Jay Cost of The Weekly Standard’s "Morning Jay" has a great analysis of the slight uptick in the President’s approval rating in recent weeks — something he sees as reflecting a solidification of the Democrats’ liberal base in response to Mr Obama’s aggressively left-wing moves in recent weeks. If so, this would be consistent with the finding of the latest Washington Post-ABC News Poll showing, in the words of the Post’s analysts, Jon Cohen and Dan Balz,"a dispirited and polarized electorate that is sharply divided over his record." But the poll also showed a worrying result for his Republican opposition. According to the Cohen-Balz tag-team of Chris Cillizza and Aaron Blake,people still blame former President George W. Bush for the weakness of the economy by nearly two to one:

Fifty-four percent of respondents said that Bush was more to blame while 29 percent put the blame on Obama; 9 percent said both men deserved blame while 6 percent said neither did. Among registered voters, the numbers are almost identical; 54 percent blame Bush, while 30 percent blame Obama. Independents, widely considered the most critical voting bloc this fall, continue to blame Bush far more than Obama for the economic troubles. Fifty-seven percent of unaffiliated voters put the blame on the former Republican president, while 25 percent believe the blame rests more with Obama. Heck, even one in five Republicans say Bush is more responsible than Obama for the state of the economy!
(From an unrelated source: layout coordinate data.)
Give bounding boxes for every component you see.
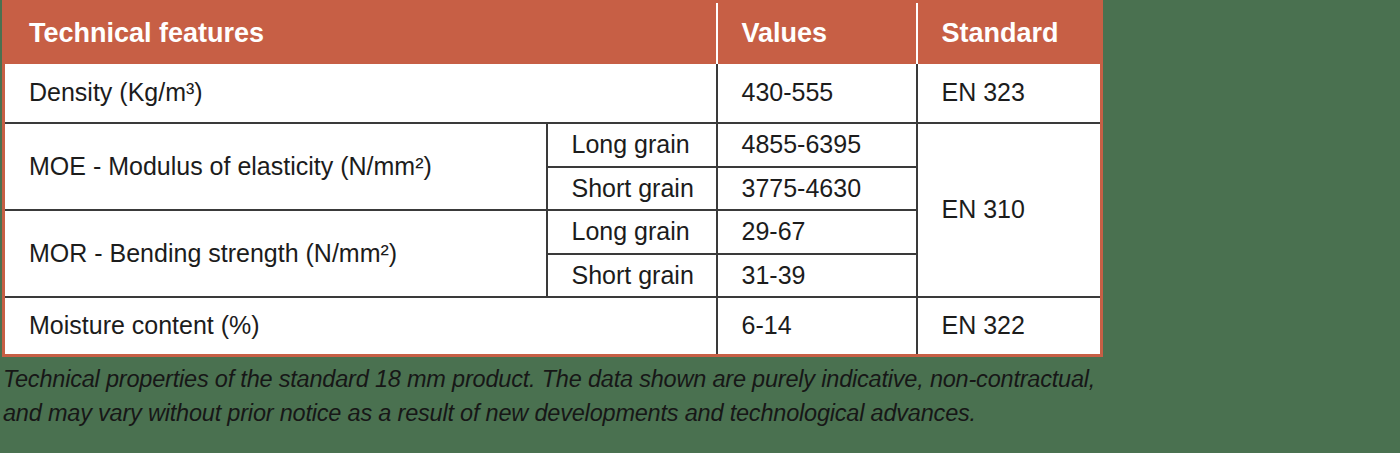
mor-short-grain-label: Short grain bbox=[547, 254, 717, 297]
header-technical-features: Technical features bbox=[4, 2, 717, 64]
moisture-standard-cell: EN 322 bbox=[917, 297, 1102, 356]
page-background: Technical features Values Standard Densi… bbox=[0, 0, 1400, 453]
table-row-moisture: Moisture content (%) 6-14 EN 322 bbox=[4, 297, 1102, 356]
mor-long-grain-value: 29-67 bbox=[717, 210, 917, 254]
caption-line-1: Technical properties of the standard 18 … bbox=[3, 362, 1183, 396]
moisture-value-cell: 6-14 bbox=[717, 297, 917, 356]
moe-short-grain-label: Short grain bbox=[547, 167, 717, 210]
density-standard-cell: EN 323 bbox=[917, 64, 1102, 123]
moisture-feature-cell: Moisture content (%) bbox=[4, 297, 717, 356]
moe-long-grain-label: Long grain bbox=[547, 123, 717, 167]
density-value-cell: 430-555 bbox=[717, 64, 917, 123]
caption-line-2: and may vary without prior notice as a r… bbox=[3, 396, 1183, 430]
mor-short-grain-value: 31-39 bbox=[717, 254, 917, 297]
moe-long-grain-value: 4855-6395 bbox=[717, 123, 917, 167]
header-values: Values bbox=[717, 2, 917, 64]
technical-features-table: Technical features Values Standard Densi… bbox=[2, 0, 1103, 357]
moe-feature-cell: MOE - Modulus of elasticity (N/mm²) bbox=[4, 123, 547, 210]
mor-feature-cell: MOR - Bending strength (N/mm²) bbox=[4, 210, 547, 297]
header-standard: Standard bbox=[917, 2, 1102, 64]
table-caption: Technical properties of the standard 18 … bbox=[3, 362, 1183, 430]
mor-long-grain-label: Long grain bbox=[547, 210, 717, 254]
density-feature-cell: Density (Kg/m³) bbox=[4, 64, 717, 123]
table-row-moe-long: MOE - Modulus of elasticity (N/mm²) Long… bbox=[4, 123, 1102, 167]
table-header-row: Technical features Values Standard bbox=[4, 2, 1102, 64]
moe-short-grain-value: 3775-4630 bbox=[717, 167, 917, 210]
table-row-density: Density (Kg/m³) 430-555 EN 323 bbox=[4, 64, 1102, 123]
moe-mor-standard-cell: EN 310 bbox=[917, 123, 1102, 297]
As this must be recognized by respondents as to some extent a technical economics question, I wonder whether this result doesn’t reflect the lingering media consensus, left over from the 2006-2008 period, that George W. Bush was the country’s designated bad guy, to blame for anything and everything, from Hurricane Katrina to the seemingly endless war in Iraq? The media, of course, decided this early on, but the 2006 election result amounted to a ratification of their view, perhaps in a majority that was later to turn out for President Obama at close to the 54 per cent level.
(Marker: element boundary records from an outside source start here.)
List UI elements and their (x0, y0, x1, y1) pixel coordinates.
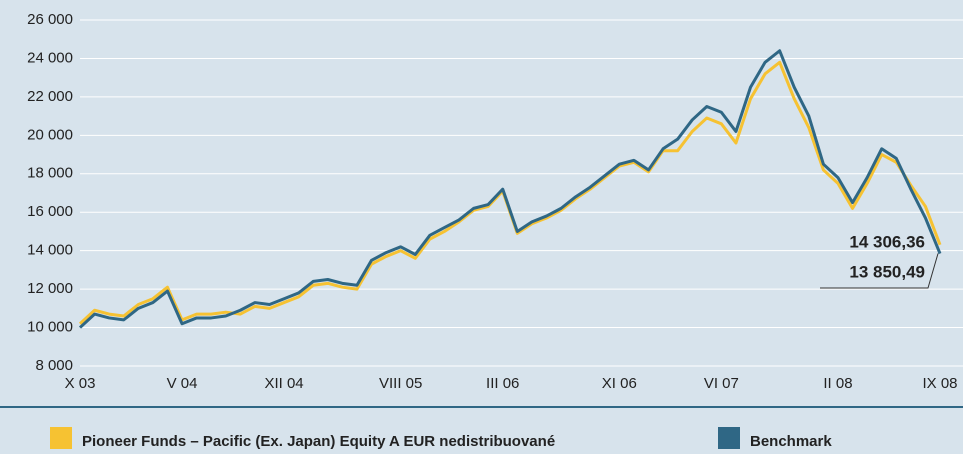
y-tick-label: 12 000 (27, 280, 73, 297)
y-tick-label: 18 000 (27, 165, 73, 182)
y-tick-label: 16 000 (27, 203, 73, 220)
x-tick-label: V 04 (167, 375, 198, 392)
x-tick-label: VIII 05 (379, 375, 422, 392)
x-tick-label: IX 08 (922, 375, 957, 392)
y-tick-label: 20 000 (27, 126, 73, 143)
y-tick-label: 22 000 (27, 88, 73, 105)
y-tick-label: 14 000 (27, 242, 73, 259)
x-tick-label: X 03 (65, 375, 96, 392)
legend-swatch (718, 427, 740, 449)
series-line (78, 49, 942, 329)
leader-line (820, 253, 939, 289)
x-tick-label: II 08 (823, 375, 852, 392)
y-tick-label: 24 000 (27, 49, 73, 66)
legend-label: Benchmark (750, 433, 832, 450)
x-tick-label: XII 04 (264, 375, 303, 392)
y-tick-label: 8 000 (35, 357, 73, 374)
x-tick-label: XI 06 (602, 375, 637, 392)
y-tick-label: 26 000 (27, 11, 73, 28)
x-tick-label: VI 07 (704, 375, 739, 392)
legend-swatch (50, 427, 72, 449)
y-tick-label: 10 000 (27, 319, 73, 336)
x-tick-label: III 06 (486, 375, 519, 392)
value-label: 13 850,49 (849, 262, 925, 281)
value-label: 14 306,36 (849, 232, 925, 251)
legend-label: Pioneer Funds – Pacific (Ex. Japan) Equi… (82, 433, 555, 450)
The point is that, because this consensus was well-established long before the economic crash of 2008, the scapegoat for same was already in place. He will continue to bear the blame, therefore, because that consensus must remain in place until another comes along to drive it out. This may happen, and Mitt Romney’s "he made it worse" mantra may eventually emerge as the consensus on Obama, at which point the blame will fall on him. But that consensus has not yet formed, nor is it likely to do so pending the re-election campaign. People won’t know what to think of him until they have definitively decided to vote him out of office, and they won’t do that, if they do it, until the election is upon us. It was the same with Jimmy Carter, I believe, as people only decided to buy the Reagan view of his responsibility for the bad economy of 1980 (also four years after that of 1976 swept him into office) quite late in that fall’s campaign.
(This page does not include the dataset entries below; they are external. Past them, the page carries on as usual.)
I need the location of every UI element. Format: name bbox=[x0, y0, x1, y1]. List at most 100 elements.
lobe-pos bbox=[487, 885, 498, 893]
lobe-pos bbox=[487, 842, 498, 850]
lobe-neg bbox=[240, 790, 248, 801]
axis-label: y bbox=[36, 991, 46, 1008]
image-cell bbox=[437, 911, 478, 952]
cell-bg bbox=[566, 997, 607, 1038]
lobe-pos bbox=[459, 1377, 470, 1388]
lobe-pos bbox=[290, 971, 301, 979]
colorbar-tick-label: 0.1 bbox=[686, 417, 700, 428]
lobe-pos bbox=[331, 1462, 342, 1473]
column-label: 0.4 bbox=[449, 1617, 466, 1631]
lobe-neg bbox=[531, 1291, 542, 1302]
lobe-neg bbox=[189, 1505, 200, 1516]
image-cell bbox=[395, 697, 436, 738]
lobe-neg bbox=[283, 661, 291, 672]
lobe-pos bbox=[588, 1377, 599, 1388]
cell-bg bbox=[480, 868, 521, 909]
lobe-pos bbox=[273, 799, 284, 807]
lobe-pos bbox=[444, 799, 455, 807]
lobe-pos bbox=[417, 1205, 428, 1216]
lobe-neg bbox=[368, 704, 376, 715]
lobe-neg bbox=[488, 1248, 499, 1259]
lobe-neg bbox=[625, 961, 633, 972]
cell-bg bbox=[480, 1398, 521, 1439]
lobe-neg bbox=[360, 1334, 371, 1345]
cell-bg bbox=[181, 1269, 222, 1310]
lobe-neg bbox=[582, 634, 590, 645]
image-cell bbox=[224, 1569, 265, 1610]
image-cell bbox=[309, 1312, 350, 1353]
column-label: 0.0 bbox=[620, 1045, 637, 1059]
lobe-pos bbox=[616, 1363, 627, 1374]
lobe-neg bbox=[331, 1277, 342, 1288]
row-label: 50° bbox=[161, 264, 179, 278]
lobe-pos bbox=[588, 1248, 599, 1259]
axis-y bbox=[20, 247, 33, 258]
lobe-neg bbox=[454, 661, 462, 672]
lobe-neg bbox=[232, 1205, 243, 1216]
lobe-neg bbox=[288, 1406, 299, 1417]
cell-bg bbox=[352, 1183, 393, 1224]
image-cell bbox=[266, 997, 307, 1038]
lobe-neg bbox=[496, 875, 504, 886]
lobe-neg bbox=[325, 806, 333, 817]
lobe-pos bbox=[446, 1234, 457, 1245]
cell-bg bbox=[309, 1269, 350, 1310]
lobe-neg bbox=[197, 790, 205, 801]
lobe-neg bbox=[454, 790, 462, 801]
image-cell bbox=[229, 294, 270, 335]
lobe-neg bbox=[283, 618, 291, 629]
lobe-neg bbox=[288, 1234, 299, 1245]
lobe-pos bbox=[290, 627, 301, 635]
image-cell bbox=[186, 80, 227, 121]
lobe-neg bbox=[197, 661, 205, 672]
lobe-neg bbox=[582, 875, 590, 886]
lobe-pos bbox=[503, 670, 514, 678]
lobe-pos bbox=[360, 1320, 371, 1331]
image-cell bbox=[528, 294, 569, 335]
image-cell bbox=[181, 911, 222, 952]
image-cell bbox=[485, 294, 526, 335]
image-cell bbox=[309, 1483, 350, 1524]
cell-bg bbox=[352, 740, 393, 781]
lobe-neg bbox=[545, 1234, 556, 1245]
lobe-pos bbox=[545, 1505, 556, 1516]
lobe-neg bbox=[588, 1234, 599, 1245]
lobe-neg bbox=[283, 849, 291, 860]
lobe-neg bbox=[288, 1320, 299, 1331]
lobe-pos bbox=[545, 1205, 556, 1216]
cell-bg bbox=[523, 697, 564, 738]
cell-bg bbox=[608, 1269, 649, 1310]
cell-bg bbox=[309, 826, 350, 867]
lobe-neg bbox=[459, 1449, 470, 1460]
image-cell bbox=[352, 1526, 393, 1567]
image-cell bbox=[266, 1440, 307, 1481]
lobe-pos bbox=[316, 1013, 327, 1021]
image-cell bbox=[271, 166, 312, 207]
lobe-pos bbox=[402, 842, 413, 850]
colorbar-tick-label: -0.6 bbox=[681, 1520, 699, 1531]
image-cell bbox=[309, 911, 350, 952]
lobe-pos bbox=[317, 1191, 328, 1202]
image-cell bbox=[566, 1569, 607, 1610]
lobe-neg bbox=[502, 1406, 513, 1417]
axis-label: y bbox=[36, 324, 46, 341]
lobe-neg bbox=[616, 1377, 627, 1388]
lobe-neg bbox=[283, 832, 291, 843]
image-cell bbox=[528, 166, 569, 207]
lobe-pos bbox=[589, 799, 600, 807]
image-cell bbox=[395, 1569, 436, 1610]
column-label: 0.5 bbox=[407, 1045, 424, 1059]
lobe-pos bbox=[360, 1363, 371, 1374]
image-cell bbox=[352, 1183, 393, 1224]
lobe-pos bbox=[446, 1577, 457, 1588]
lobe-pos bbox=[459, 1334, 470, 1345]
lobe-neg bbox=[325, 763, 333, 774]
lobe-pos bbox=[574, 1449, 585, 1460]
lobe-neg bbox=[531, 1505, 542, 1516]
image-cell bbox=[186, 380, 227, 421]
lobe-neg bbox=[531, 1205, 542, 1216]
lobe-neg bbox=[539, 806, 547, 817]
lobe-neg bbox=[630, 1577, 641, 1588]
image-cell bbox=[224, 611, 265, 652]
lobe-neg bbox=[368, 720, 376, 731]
One straw in the wind from the Post report is that

just 15 percent of respondents in the Post-ABC poll said they were better off now than at the start of the Obama presidency, while 30 percent said they were not as well off and 54 percent said they were in about the same shape. So while Bush may have started it, people by and large think it has gotten worse under Obama.

That would seem to indicate that there is a good chance the alternative, anti-Obama consensus may indeed emerge before the election in response to a Reaganesque campaign on the theme: "Are you better off than you were four years ago?"